Migrant, der walisischen Teenager vergewaltigte, wurde nicht abgeschoben, um sein „Recht auf Familienleben“ zu respektieren

https://www.dailypost.co.uk/news/north-wales-news/migrant-who-raped-welsh-teenager-33613810

Von Anony_mouse202

15 Kommentare

  1. We need zero tolerance for foreign born criminals commiting serious, or less serious, but regular, criminal offences. Once they’ve served whatever excuse of a sentence they’ve been given, they need to be removed from the UK. No right to appeal that decision.

    He can have his family life via what’s app, and if they still actually want to be around him, they can make arrangements to follow him in their own time.

    The law as it stands clearly isn’t working.

  2. Jaded_Strain_3753 on

    I don’t think this case is a clear as the headline makes it sound because he’s being living in the UK since he was 11. If I was in charge I’d just deport him anyway because he’s clearly evil so fuck him. That said, I don’t think this is an obviously awful ruling for the judge to have made

  3. The headline doesn’t fully show just how awful this decision was.

    In 2022 he kidnapped a young woman with the intention of raping her, she managed to escape his imprisonment before he was able to do so. That’s when the home office attempted to deport him. Instead, he managed to appeal and stay.

    Then he goes on to ruin the life of a teenage girl and rape her.

    He was only able to do so thanks to the „right to a family life“ bullshit decision.

    I seriously have to ask, what about our rights as women in this country? These monsters are being prioritised over us when they’re clearly a threat.

  4. chronicnerv on

    Where do we send them?
    We will not accept that Begum girl back. How can we get other countries to take back their criminals?
    Often, I think the reasons given are made up because we have no real power to deport them and seeming powerless is worse than incompetence.

  5. GhostRiders on

    Sorry but I am stupid?

    Surely this could easily be a massive win for ANY Government to simply say if you have come from another country and found guilty of committing a serious crime you will returned to the country of your origin end off.

    It doesn’t matter if you have a family here, it doesn’t matter if you are here legally, it doesn’t matter if your life will be at risk, you forfeit your right to any appeal.

  6. Right to family life > right to not get kidnapped, assaulted or raped. I feel awful for the women there

  7. The activists in the judiciary are constantly shooting themselves in the foot.  This is radicalising people more effectively than any Reform or Restore posts. 

  8. The government must be deliberately inflicting British society with such criminals. I don’t know what is their motive.

  9. The judges only interpret the laws they are given from politicians. That’s the problem. We either get radical with proper border control, pull out of the UN Refugee convention or pull out of the ECHR or use some clever lawyers to change the law.

  10. Can we get a law to pass that the safety of British nationals trumps migrants right to family life if they’re perceived as dangerous ?

    That’s all it takes. Parliament is sovereign.

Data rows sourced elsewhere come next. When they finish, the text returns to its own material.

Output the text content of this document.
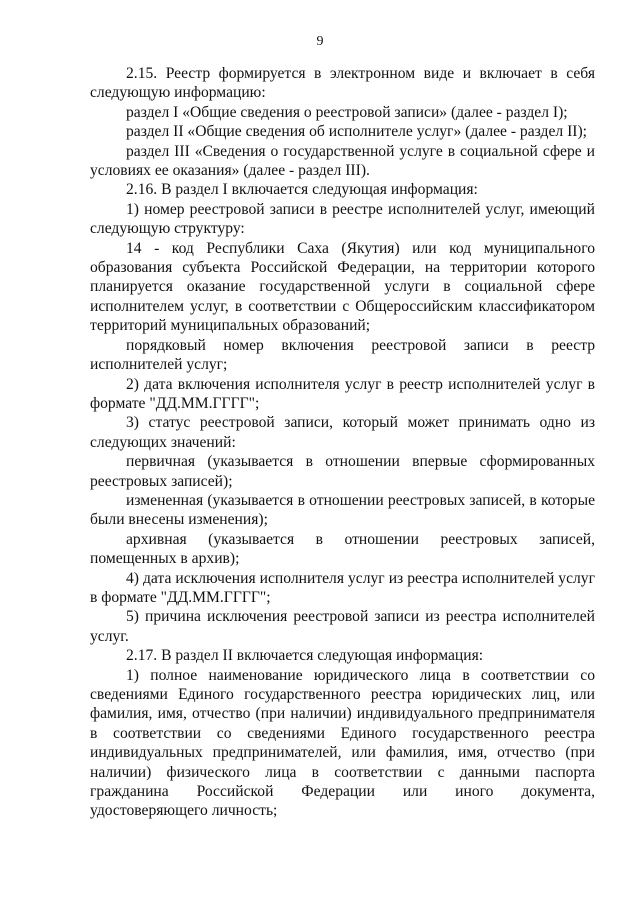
9

2.15. Реестр формируется в электронном виде и включает в себя следующую информацию:

раздел I «Общие сведения о реестровой записи» (далее - раздел I);

раздел II «Общие сведения об исполнителе услуг» (далее - раздел II);

раздел III «Сведения о государственной услуге в социальной сфере и условиях ее оказания» (далее - раздел III).

2.16. В раздел I включается следующая информация:

1) номер реестровой записи в реестре исполнителей услуг, имеющий следующую структуру:

14 - код Республики Саха (Якутия) или код муниципального образования субъекта Российской Федерации, на территории которого планируется оказание государственной услуги в социальной сфере исполнителем услуг, в соответствии с Общероссийским классификатором территорий муниципальных образований;

порядковый номер включения реестровой записи в реестр исполнителей услуг;

2) дата включения исполнителя услуг в реестр исполнителей услуг в формате "ДД.ММ.ГГГГ";

3) статус реестровой записи, который может принимать одно из следующих значений:

первичная (указывается в отношении впервые сформированных реестровых записей);

измененная (указывается в отношении реестровых записей, в которые были внесены изменения);

архивная (указывается в отношении реестровых записей, помещенных в архив);

4) дата исключения исполнителя услуг из реестра исполнителей услуг в формате "ДД.ММ.ГГГГ";

5) причина исключения реестровой записи из реестра исполнителей услуг.

2.17. В раздел II включается следующая информация:

1) полное наименование юридического лица в соответствии со сведениями Единого государственного реестра юридических лиц, или фамилия, имя, отчество (при наличии) индивидуального предпринимателя в соответствии со сведениями Единого государственного реестра индивидуальных предпринимателей, или фамилия, имя, отчество (при наличии) физического лица в соответствии с данными паспорта гражданина Российской Федерации или иного документа, удостоверяющего личность;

  11. why are they always so protected ?

    its like we will look for ANY possible reason to let them go.

  12. evolveandprosper on

    I am not defending this man in any way. I hope he gets a long sentence. However it is very misleading to simply refer to him as a „migrant“ when he was born in Italy and entered the UK legally at age 11 with his mother. He has lived in the UK ever since. However, he retained the Nigerian nationality he had acquired by being born to a Nigerian mother. This is not somebody who came here on a small boat. He came to the UK as a child. The intention after his first offence (serious but not rape) was to deport him to Nigeria, despite him never having been to that country. That makes the decision not to deport him a lot more understandable. It wasn’t a simple matter of him claiming a right to a family life, the original judge decided that, on balance, it would have been a breach of his human rights to deport him to a country that he had no experience of.

    It is too easy (and lazy) to depict this as a namby-pamby judge allowing a simple appeal. It was a complex case and the judge decided based on his specific circumstances.